On applying their second sight to the surface of gramophone records, they found them thronged with elemental forms - all dead. Looking through a magnifying glass, they could see even more of them! These, they said, are the lifeless replicas of the elementals who were constellated in the air, entered the microphone, and were 'shadowed' upon the record matrix during the original live performance. In order to carry over these dead copies into the physical world via the reproducing device, one needs the cooperation of other living elementals - tiny Gnomes, to be precise - whom the clairvoyants were able to perceive in the diamond or sapphire stylus. (One recalls that gemstones are traditionally associated with these earthly spirits). Through the Gnomes' agency, the very same kinds of elementals - presumably Sylphs and Undines - could be seen emerging from the loudspeakers as had been originally captured in the recording process.

So far the inadequacy of recordings was not proven. But the clairvoyants had more to say. At live concerts they did not just enjoy the visions of beauty which the music throws off into the air above the stage, visions which several artists have tried to capture. They also saw the concert hall beset by Spirits of Undine, vile, spider-like beings who swarm around whenever beauty is manifest, and crawl into our ears and noses while we are entranced by it. Everything must have its opposite, in order to create beauty. Man has to have the stimulus of the ugly.

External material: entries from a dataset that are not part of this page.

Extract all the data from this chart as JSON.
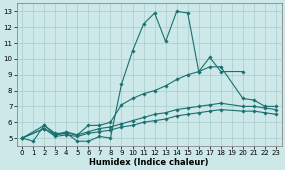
{
  "title": "",
  "xlabel": "Humidex (Indice chaleur)",
  "ylabel": "",
  "background_color": "#cce8e8",
  "grid_color": "#aacccc",
  "line_color": "#1a7070",
  "xlim": [
    -0.5,
    23.5
  ],
  "ylim": [
    4.5,
    13.5
  ],
  "xticks": [
    0,
    1,
    2,
    3,
    4,
    5,
    6,
    7,
    8,
    9,
    10,
    11,
    12,
    13,
    14,
    15,
    16,
    17,
    18,
    19,
    20,
    21,
    22,
    23
  ],
  "yticks": [
    5,
    6,
    7,
    8,
    9,
    10,
    11,
    12,
    13
  ],
  "s1_x": [
    0,
    1,
    2,
    3,
    4,
    5,
    6,
    7,
    8,
    9,
    10,
    11,
    12,
    13,
    14,
    15,
    16,
    17,
    18,
    20
  ],
  "s1_y": [
    5.0,
    4.8,
    5.8,
    5.3,
    5.3,
    4.8,
    4.8,
    5.1,
    5.0,
    8.4,
    10.5,
    12.2,
    12.9,
    11.1,
    13.0,
    12.9,
    9.2,
    10.1,
    9.2,
    9.2
  ],
  "s2_x": [
    0,
    2,
    3,
    4,
    5,
    6,
    7,
    8,
    9,
    10,
    11,
    12,
    13,
    14,
    15,
    16,
    17,
    18,
    20,
    21,
    22,
    23
  ],
  "s2_y": [
    5.0,
    5.8,
    5.2,
    5.4,
    5.2,
    5.8,
    5.8,
    6.0,
    7.1,
    7.5,
    7.8,
    8.0,
    8.3,
    8.7,
    9.0,
    9.2,
    9.5,
    9.5,
    7.5,
    7.4,
    7.0,
    7.0
  ],
  "s3_x": [
    0,
    2,
    3,
    4,
    5,
    6,
    7,
    8,
    9,
    10,
    11,
    12,
    13,
    14,
    15,
    16,
    17,
    18,
    20,
    21,
    22,
    23
  ],
  "s3_y": [
    5.0,
    5.6,
    5.2,
    5.3,
    5.2,
    5.4,
    5.6,
    5.7,
    5.9,
    6.1,
    6.3,
    6.5,
    6.6,
    6.8,
    6.9,
    7.0,
    7.1,
    7.2,
    7.0,
    7.0,
    6.9,
    6.8
  ],
  "s4_x": [
    0,
    2,
    3,
    4,
    5,
    6,
    7,
    8,
    9,
    10,
    11,
    12,
    13,
    14,
    15,
    16,
    17,
    18,
    20,
    21,
    22,
    23
  ],
  "s4_y": [
    5.0,
    5.6,
    5.1,
    5.2,
    5.1,
    5.3,
    5.4,
    5.5,
    5.7,
    5.8,
    6.0,
    6.1,
    6.2,
    6.4,
    6.5,
    6.6,
    6.7,
    6.8,
    6.7,
    6.7,
    6.6,
    6.5
  ]
}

The greatest artistic natures, Hagemann says, are those who have felt this conflict the most keenly - even to a physical degree. During recording, however, it is only the beautiful forms who enter the microphone and whose fair corpses little the grooves of our records. The ugly spirits (who actually are no more evil than the manure with which we nourish our roses) are absent, and so the full artistic experience is lacking.
Header image shows one of the Goetheanum Cupola Motifs of Rudolf Steiner. Any copyrighted material is included as "fair use" for the purpose of critical analysis only, and will be removed at the request of copyright owner(s).Also on Facebook and Twitter.

Comments

Acuvox said…
I agree with the dialectical metaphor. This is also an argument against even tempering. Historical temperaments which were highly evolved during the Age of Enlightenment favored notes and keys, producing wider contrasts of sweet and sour. The first time I heard a Baroque Orchestra this was a revelation, opening a whole new dimension to the sonic palette. The homogenization of equal scale divisions diminished musical expression.